The Drudge Radio Report Report
Anyone who checks the Drudge Report on Sunday night knows Matt Drudge has a radio show. (And no, it s not the FM version of Queer Eye for the Straight Guy.) Being that we have a totally obvious crush on Drudge and seeing that Henry the Intern will soon have his Sunday nights free we had K. Eric check out last night's broadcast. What did he hear? Plenty of dance tracks and concern over a super gay solar storm. (Kidding, kind of.) After the jump, his report on all this magic plus Drudge's blog hatred.
How do you feel after listening to three hours of Matt Drudge, from 10:00 PM ET to 1:00 AM? You feel like you want to dance.
Drudge starts his show with an unusual personalized soundtrack, a weird Pet Shop Boys-like song cut with a high pitched female voice saying DRUDGE. Four beats. DRUDGE. Eight beats. DRUDGE. (Recording coming soon, I promise.)
Admittedly, that s about where I tuned out last night. (NBA playoffs were on. Phoenix lost.) But while my left brain was engaged with Steve Nash, my right brain caught Matty s highlights.
On politics: Drudge licked his lips for Hillary Clinton, wishing for a Cheney/Hillbilly match-up in 2008. Cheney, you say?

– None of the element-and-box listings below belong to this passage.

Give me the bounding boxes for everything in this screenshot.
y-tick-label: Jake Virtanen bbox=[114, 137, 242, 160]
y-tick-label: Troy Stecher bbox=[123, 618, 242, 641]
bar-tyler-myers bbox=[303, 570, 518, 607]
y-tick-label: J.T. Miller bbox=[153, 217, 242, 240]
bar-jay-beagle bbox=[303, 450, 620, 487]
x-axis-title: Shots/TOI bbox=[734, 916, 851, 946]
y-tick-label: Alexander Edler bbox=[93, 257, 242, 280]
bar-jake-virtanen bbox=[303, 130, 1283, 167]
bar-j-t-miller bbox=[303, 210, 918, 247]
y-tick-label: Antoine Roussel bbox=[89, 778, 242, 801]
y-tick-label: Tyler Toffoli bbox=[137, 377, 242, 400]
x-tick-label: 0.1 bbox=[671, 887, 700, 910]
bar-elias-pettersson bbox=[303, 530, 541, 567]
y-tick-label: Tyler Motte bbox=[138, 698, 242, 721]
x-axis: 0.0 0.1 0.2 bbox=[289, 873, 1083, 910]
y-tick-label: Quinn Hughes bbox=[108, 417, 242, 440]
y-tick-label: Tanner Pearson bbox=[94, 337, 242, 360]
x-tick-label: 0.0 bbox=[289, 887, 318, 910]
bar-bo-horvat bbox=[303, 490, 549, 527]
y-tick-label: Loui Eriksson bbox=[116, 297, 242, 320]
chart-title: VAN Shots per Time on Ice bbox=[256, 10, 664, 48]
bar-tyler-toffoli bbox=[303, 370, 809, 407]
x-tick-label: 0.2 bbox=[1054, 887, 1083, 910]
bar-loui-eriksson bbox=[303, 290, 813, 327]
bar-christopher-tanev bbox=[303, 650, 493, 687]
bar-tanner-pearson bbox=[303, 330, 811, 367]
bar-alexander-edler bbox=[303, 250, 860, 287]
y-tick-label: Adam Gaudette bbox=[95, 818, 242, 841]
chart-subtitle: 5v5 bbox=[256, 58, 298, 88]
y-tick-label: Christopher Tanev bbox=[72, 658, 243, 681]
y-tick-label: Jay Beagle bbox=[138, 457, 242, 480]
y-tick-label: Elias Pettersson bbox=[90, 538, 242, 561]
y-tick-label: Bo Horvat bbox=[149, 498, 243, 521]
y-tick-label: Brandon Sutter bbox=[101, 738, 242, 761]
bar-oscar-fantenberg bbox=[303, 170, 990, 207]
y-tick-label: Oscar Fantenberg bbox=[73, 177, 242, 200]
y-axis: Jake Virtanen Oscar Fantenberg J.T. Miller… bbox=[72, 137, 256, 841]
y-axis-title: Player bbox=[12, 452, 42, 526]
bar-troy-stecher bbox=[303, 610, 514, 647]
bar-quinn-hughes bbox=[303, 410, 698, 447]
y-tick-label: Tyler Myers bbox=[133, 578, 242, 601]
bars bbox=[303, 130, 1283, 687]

According to Drudge, Bob Woodward dropped a stink bomb on Chris Matthews MSNBC show on Sunday the one people watch and labeled Cheney as serious dark horse candidate for 2008. Fuck me.
Around this time, another dance track started with a man bizarrely singing lyrics about the windmills of the mind.
On his usual topics, weather and abortion: Watch out! We re apparently in the middle of a solar storm, with a 9 on the K Index. (Presumably, similar to the Saturday night KY Index.) It s the maximum deviation of the earth s magnetic field, he said. We re in the thick of it, and we re still on the air. Thank God for that.
He yabbered on for a good ten minutes on women who have abortions for lifestyle reasons, pointing to an article in the British media about a woman from London had six abortions in 12 months. (Beats my record, if you count the ones I paid for.)
On so-called blogs: Drudge, btw, hates the word blog. He prefers the term websites run by non-corporate entities. Don t quite know how he got on the subject something about not trusting the media because of a problem in Islam world. Anyway, he cited a poll saying 2 out of 10 regular folks read blogs, while 8 out of 10 journalists read them. Yes, that scared us more than the solar storm.
Did I mention it was a call in show? 1-866-4DRUDGE? Sadly, I got a busy signal the whole evening. However, a number of insightful listeners did get through, including the last caller: I think Michael Jackson is in trouble and [insert insane rambling here] Drudge responded: Wow, if he was more manly you don t think He s got the jail cell next to Charles Mason if he s guilty. The show ended. I danced.